Liberalism and democracy are exhausted so we need to “think outside the box” for another kind of regime. Vance has echoed similar sentiment: “We are in a late republican period…If we’re going to push back against it, we’re going to have to get pretty wild, and pretty far out there, and go in directions that a lot of conservatives right now are uncomfortable with.” They are talking about dictatorship as a necessary step because of the current hopeless state of decadence. I don’t think we’re in Weimar, but they do: This is exactly how the Weimar “conservative revolutionaries spoke” and, yes, their Nazi cousins, too.
If there is one sacrosanct principle in the American society, it's that the so called elites — or rich people — absolutely under no circumstances can be declared "deplorables" in the polite society, which extends to their ideologies. When tomorrow JD Vance or Elon Musk publicly declare themselves fascists, then "How dare you to use the F word" commentariat of today will seamlessly switch to opinions "It is time to revisit fascism. Have we been brainwashed by Allies' propaganda?"
Yes, ideologically accurate, but I believe what we have is best seen as good old fashioned 19th century reactionary European ideology transplanted to the early 21st century in a colonial settler mode, rather than as early 20th century fascism.
Classical fascism also carried over that same 19th century ideology, and certainly featured settler colonialism, but its historical and geopolitical proximity to the 19th century meant that fascism was a much more organic extension of that century. In addition, there was the specific shock of the military defeat of the old Central European landlord aristocracies who commanded those defeated armies, then also confronted with the specter of "Bolshevism" on their eastern flank. This included Italy, who suffered humiliating military defeats in that war and who got nothing from the peace.
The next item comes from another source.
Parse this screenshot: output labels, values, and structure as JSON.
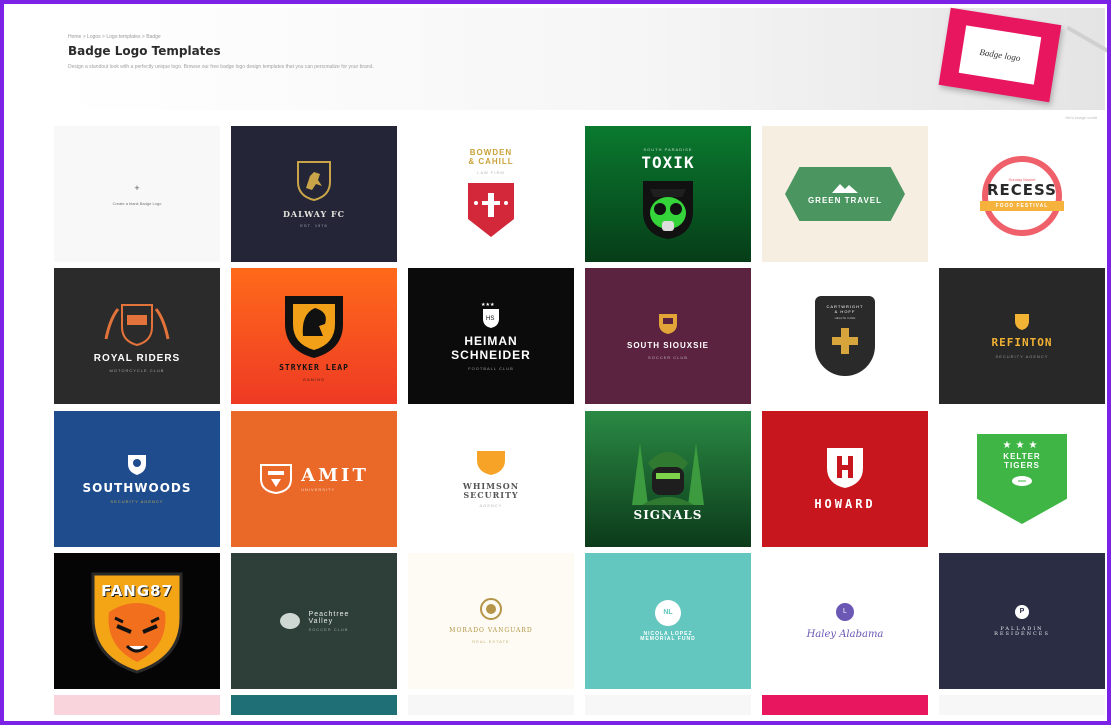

See "The Persistence of the Old Regime", Arno Mayer, for the state of the old European ruling class before WW1.
None of those specific conditions obtain in either Europe or North America, the latter with no legacy of a post-feudal landlord aristocracy. Instead the dead "tradition" is that of European settler colonialism and the enslavement of non-Europeans. That featured the white European settler patriarch fathering 12 kids with his household female chattel enslaved to this task - Elon Musk has literally 12 kids via 3 women, and his space fantasies are also an expression of settler colonialism.
This pro-natalism is the core of today's transplanted reactionary ideology. It demands the collective re-enslavement of primarily white women into a collective matrix dedicated to pumping out more white babies. It's that disgustingly brutal.
For Europe is in sharp demographic decline (but so is East Asia, so go figure), while North America is relatively underpopulated by current world standards. North American capitalism could use more cheap labor, and the rational way to supply it is through immigration. But that will not come from Europe, and therefore immigration will not bring "its best people", accelerating the gradual shift of the social basis from white to non-white, eroding also the traditional social base of the Republican Party, sending this to its historical doom. That's what the hysteria is all about.
So it is no accident that the leading ideologues are wealthy white South Africans. Worse yet, the most rapidly growing demographic is in West Africa! Specters of a Black Planet! Revenge of the enslaved!